Denn Musik ist im Kern nichts als reine Mathematik: messbare Luftschwingungen. Je schneller die Teilchen schwingen, desto höher die Frequenz, desto höher der Ton, den wir hören. Der tiefste Grundton eines Cellos liegt zum Beispiel bei 65 Hertz (Hz), das deutsche Telefonfreizeichen bei ungefähr 425 Hz, eine Piccoloflöte erreicht ihren höchsten Grundton bei etwa 4.200 Hz. Welche Töne – in westlichen Ohren – „harmonisch“ zusammenklingen, folgt mathematischen Regeln, die Pythagoras bereits vor 2.500 Jahren entdeckte. Je einfacher das Zahlenverhältnis der Frequenzen zwischen zwei Tönen, desto besser, reiner und wesensverwandter klingen sie: Verdoppelt man die Frequenz des einen Tons, hat man eine reine Oktave, im Verhältnis 3:2 eine reine Quinte. Was die alten Griechen schon wussten und Komponisten wie Bach und Mozart später verfeinerten, gilt für die Songs von Beyoncé und Justin Bieber immer noch.
Auch andere Kulturen musizieren mit einem Tonsystem aus Grundtönen und als harmonisch empfundenen Abständen, die sich in den Einzelheiten aber stark unterscheiden: Während sich die europäische Oktave in zwölf Halbtonschritte unterteilt, besteht die arabische wahlweise aus 17, 19 oder 24 ungleichmäßigen Intervallen.

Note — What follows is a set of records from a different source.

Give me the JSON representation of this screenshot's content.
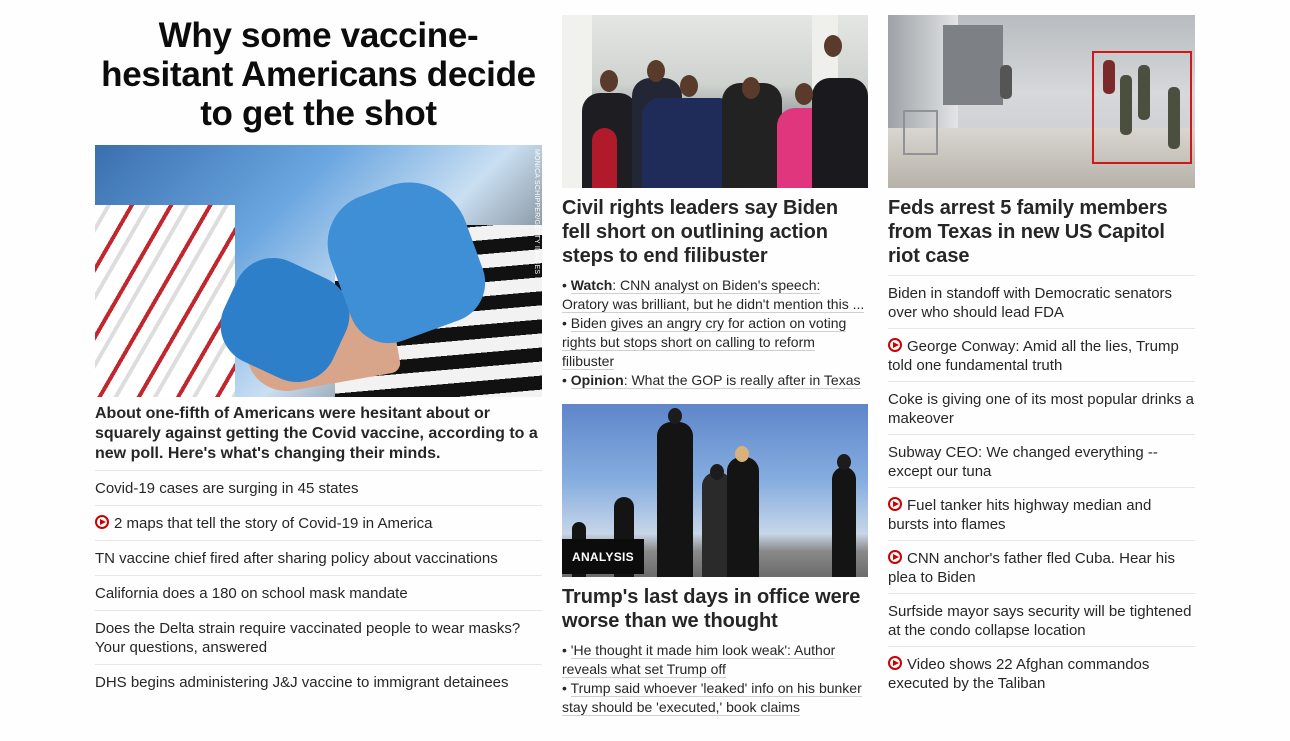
{
  "left": {
    "title": "Why some vaccine-hesitant Americans decide to get the shot",
    "image_credit": "MONICA SCHIPPER/GETTY IMAGES",
    "description": "About one-fifth of Americans were hesitant about or squarely against getting the Covid vaccine, according to a new poll. Here's what's changing their minds.",
    "links": [
      {
        "text": "Covid-19 cases are surging in 45 states",
        "video": false
      },
      {
        "text": "2 maps that tell the story of Covid-19 in America",
        "video": true
      },
      {
        "text": "TN vaccine chief fired after sharing policy about vaccinations",
        "video": false
      },
      {
        "text": "California does a 180 on school mask mandate",
        "video": false
      },
      {
        "text": "Does the Delta strain require vaccinated people to wear masks? Your questions, answered",
        "video": false
      },
      {
        "text": "DHS begins administering J&J vaccine to immigrant detainees",
        "video": false
      }
    ]
  },
  "middle": {
    "story1": {
      "headline": "Civil rights leaders say Biden fell short on outlining action steps to end filibuster",
      "bullets": [
        {
          "bold": "Watch",
          "text": ": CNN analyst on Biden's speech: Oratory was brilliant, but he didn't mention this ..."
        },
        {
          "bold": "",
          "text": "Biden gives an angry cry for action on voting rights but stops short on calling to reform filibuster"
        },
        {
          "bold": "Opinion",
          "text": ": What the GOP is really after in Texas"
        }
      ]
    },
    "story2": {
      "badge": "ANALYSIS",
      "headline": "Trump's last days in office were worse than we thought",
      "bullets": [
        {
          "text": "'He thought it made him look weak': Author reveals what set Trump off"
        },
        {
          "text": "Trump said whoever 'leaked' info on his bunker stay should be 'executed,' book claims"
        }
      ]
    }
  },
  "right": {
    "headline": "Feds arrest 5 family members from Texas in new US Capitol riot case",
    "links": [
      {
        "text": "Biden in standoff with Democratic senators over who should lead FDA",
        "video": false
      },
      {
        "text": "George Conway: Amid all the lies, Trump told one fundamental truth",
        "video": true
      },
      {
        "text": "Coke is giving one of its most popular drinks a makeover",
        "video": false
      },
      {
        "text": "Subway CEO: We changed everything -- except our tuna",
        "video": false
      },
      {
        "text": "Fuel tanker hits highway median and bursts into flames",
        "video": true
      },
      {
        "text": "CNN anchor's father fled Cuba. Hear his plea to Biden",
        "video": true
      },
      {
        "text": "Surfside mayor says security will be tightened at the condo collapse location",
        "video": false
      },
      {
        "text": "Video shows 22 Afghan commandos executed by the Taliban",
        "video": true
      }
    ]
  },
  "colors": {
    "video_icon": "#cc0000",
    "text": "#262626",
    "divider": "#e6e6e6",
    "badge_bg": "#0c0c0c"
  }
}
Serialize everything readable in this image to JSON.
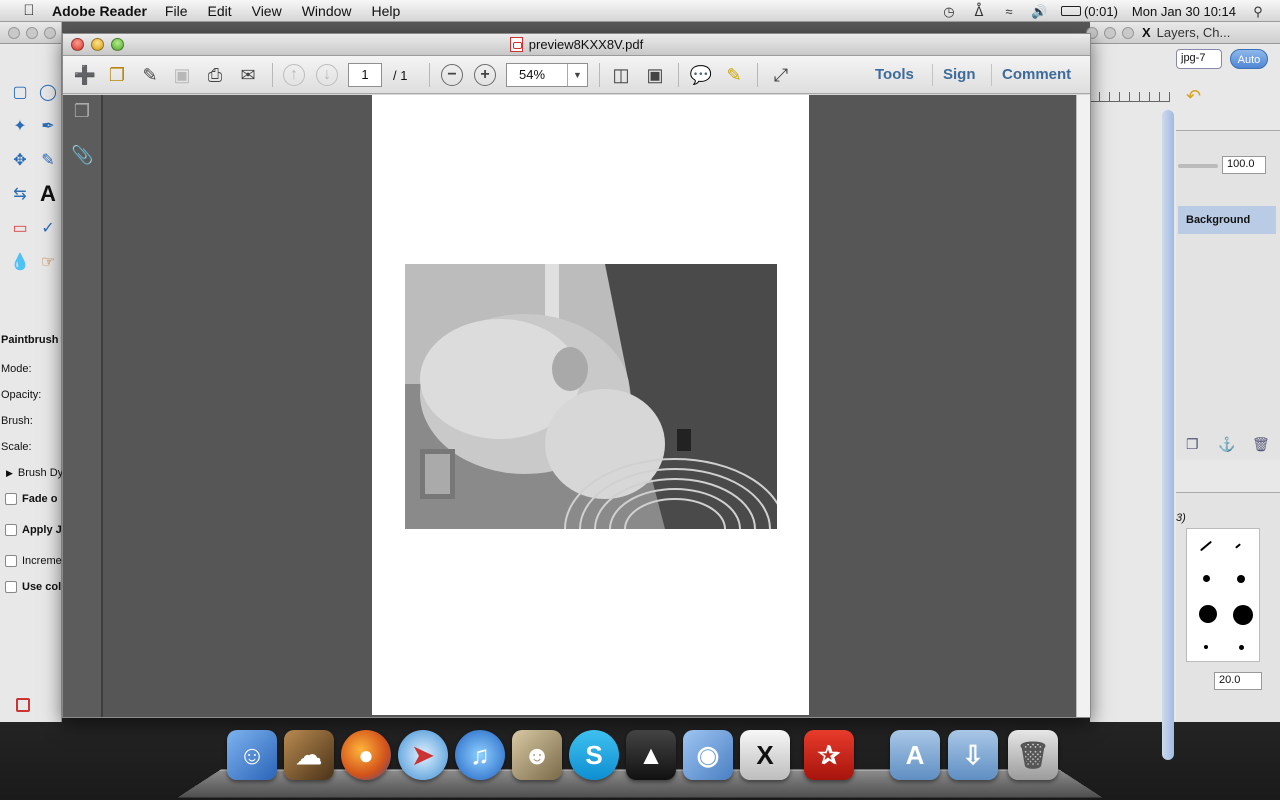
{
  "menubar": {
    "app_name": "Adobe Reader",
    "menus": [
      "File",
      "Edit",
      "View",
      "Window",
      "Help"
    ],
    "battery": "(0:01)",
    "clock": "Mon Jan 30  10:14"
  },
  "toolbox": {
    "options_title": "Paintbrush",
    "mode_label": "Mode:",
    "opacity_label": "Opacity:",
    "brush_label": "Brush:",
    "scale_label": "Scale:",
    "brush_dynamics": "Brush Dy",
    "fade_label": "Fade o",
    "apply_label": "Apply J",
    "incremental_label": "Increme",
    "use_color_label": "Use col"
  },
  "layers_panel": {
    "title": "Layers, Ch...",
    "image_select": "jpg-7",
    "auto_button": "Auto",
    "opacity_value": "100.0",
    "layer_name": "Background",
    "brush_count": "3)",
    "spacing_value": "20.0"
  },
  "reader": {
    "title": "preview8KXX8V.pdf",
    "page_current": "1",
    "page_total": "/   1",
    "zoom": "54%",
    "links": {
      "tools": "Tools",
      "sign": "Sign",
      "comment": "Comment"
    }
  },
  "colors": {
    "link_blue": "#3e6b9a",
    "canvas_gray": "#565656",
    "selection_blue": "#b9cbe5"
  }
}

Diese Vierteltöne erscheinen uns in Europa fremd. Noch anders funktioniert es in chinesischen, indischen oder afrikanischen Tonsystemen südlich der Sahara.

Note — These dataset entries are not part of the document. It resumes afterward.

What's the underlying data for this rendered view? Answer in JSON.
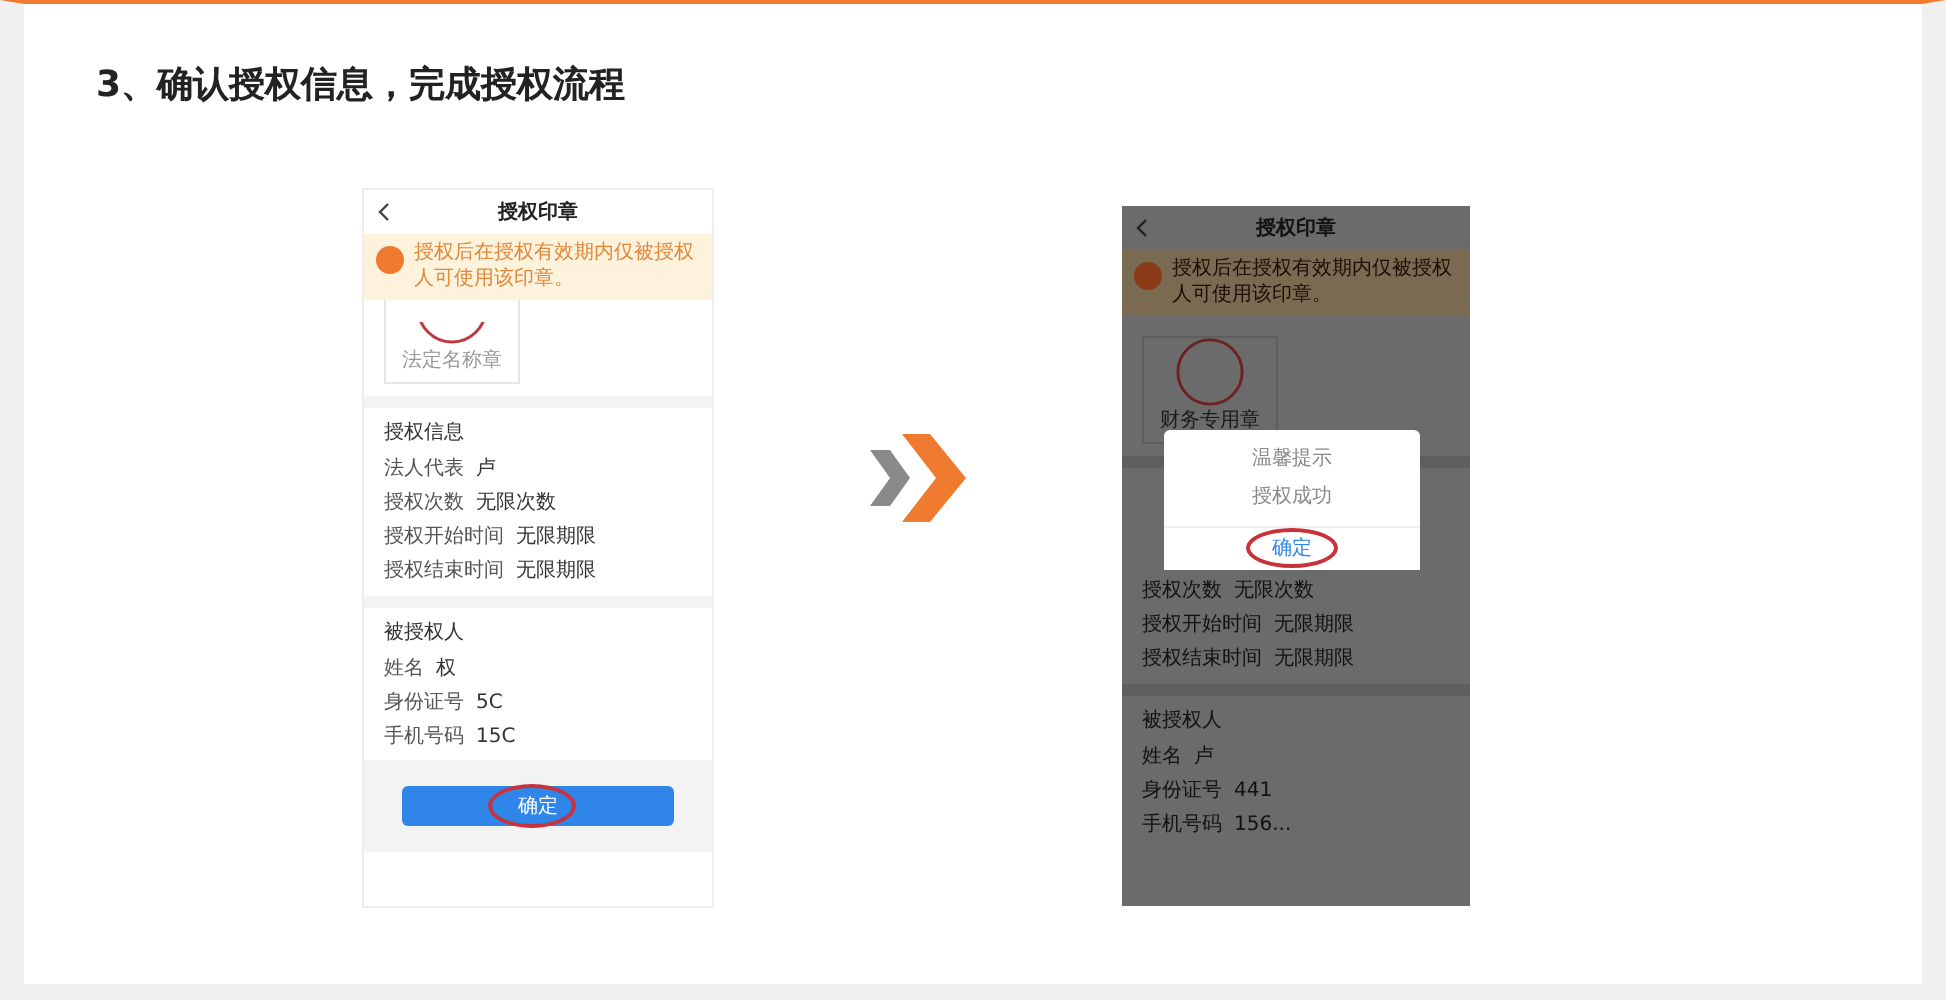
{
  "heading": "3、确认授权信息，完成授权流程",
  "phones": [
    {
      "dimmed": false,
      "title": "授权印章",
      "notice": "授权后在授权有效期内仅被授权人可使用该印章。",
      "seal_label": "法定名称章",
      "info": {
        "title": "授权信息",
        "rows": [
          {
            "label": "法人代表",
            "value": "卢"
          },
          {
            "label": "授权次数",
            "value": "无限次数"
          },
          {
            "label": "授权开始时间",
            "value": "无限期限"
          },
          {
            "label": "授权结束时间",
            "value": "无限期限"
          }
        ]
      },
      "grantee": {
        "title": "被授权人",
        "rows": [
          {
            "label": "姓名",
            "value": "权"
          },
          {
            "label": "身份证号",
            "value": "5C"
          },
          {
            "label": "手机号码",
            "value": "15C"
          }
        ]
      },
      "confirm_button": {
        "label": "确定",
        "highlighted": true
      }
    },
    {
      "dimmed": true,
      "title": "授权印章",
      "notice": "授权后在授权有效期内仅被授权人可使用该印章。",
      "seal_label": "财务专用章",
      "info": {
        "rows": [
          {
            "label": "授权次数",
            "value": "无限次数"
          },
          {
            "label": "授权开始时间",
            "value": "无限期限"
          },
          {
            "label": "授权结束时间",
            "value": "无限期限"
          }
        ]
      },
      "grantee": {
        "title": "被授权人",
        "rows": [
          {
            "label": "姓名",
            "value": "卢"
          },
          {
            "label": "身份证号",
            "value": "441"
          },
          {
            "label": "手机号码",
            "value": "156..."
          }
        ]
      },
      "dialog": {
        "title": "温馨提示",
        "message": "授权成功",
        "button": {
          "label": "确定",
          "highlighted": true
        }
      }
    }
  ]
}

Viele Hits folgen einer Formel
Musiker sind Mathematiker, manchmal ohne es zu wissen. Sie bauen komplexe Strukturen aus Melodien und Harmonien, Takten und Tonarten. Denkt man sich in ihre Systematik hinein, ist Musik eine Anordnung von Zahlenreihen, Zählweisen und proportionalen Verhältnissen. Je nachdem, wie lang ein Ton gespielt wird, gibt es wie beim Bruchrechnen in der Schule ganze, halbe, Viertel-, Achtel- und Sechzehntelnoten. Und je nachdem, wie groß die Abstände zwischen den einzelnen Tönen auf einer Tonleiter sind (oder genauer: wie viele Halbtöne zwischen einem Dreiklang liegen), klingt ein Stück hell, klar und fröhlich (Dur) oder eher dunkel und traurig (Moll).
Daraus ergeben sich sehr, sehr viele Kombinationsmöglichkeiten. Dass die Songs im Radio dennoch oft ziemlich gleich klingen, hat damit zu tun, dass sich ganz gut berechnen lässt, welche Formeln und Muster uns an Musik berühren. Forscherinnen und Forscher haben einige Akkordfolgen identifiziert, die die Basis vieler Songs sind, die zu Hits wurden. Lenas „Satellite“ oder Helene Fischers „Atemlos“ folgen dem „Four-Chord“-Schema C-Dur / G-Dur / a-Moll / F-Dur. Auch die Beatles setzten schon auf dessen Ohrwurmqualität.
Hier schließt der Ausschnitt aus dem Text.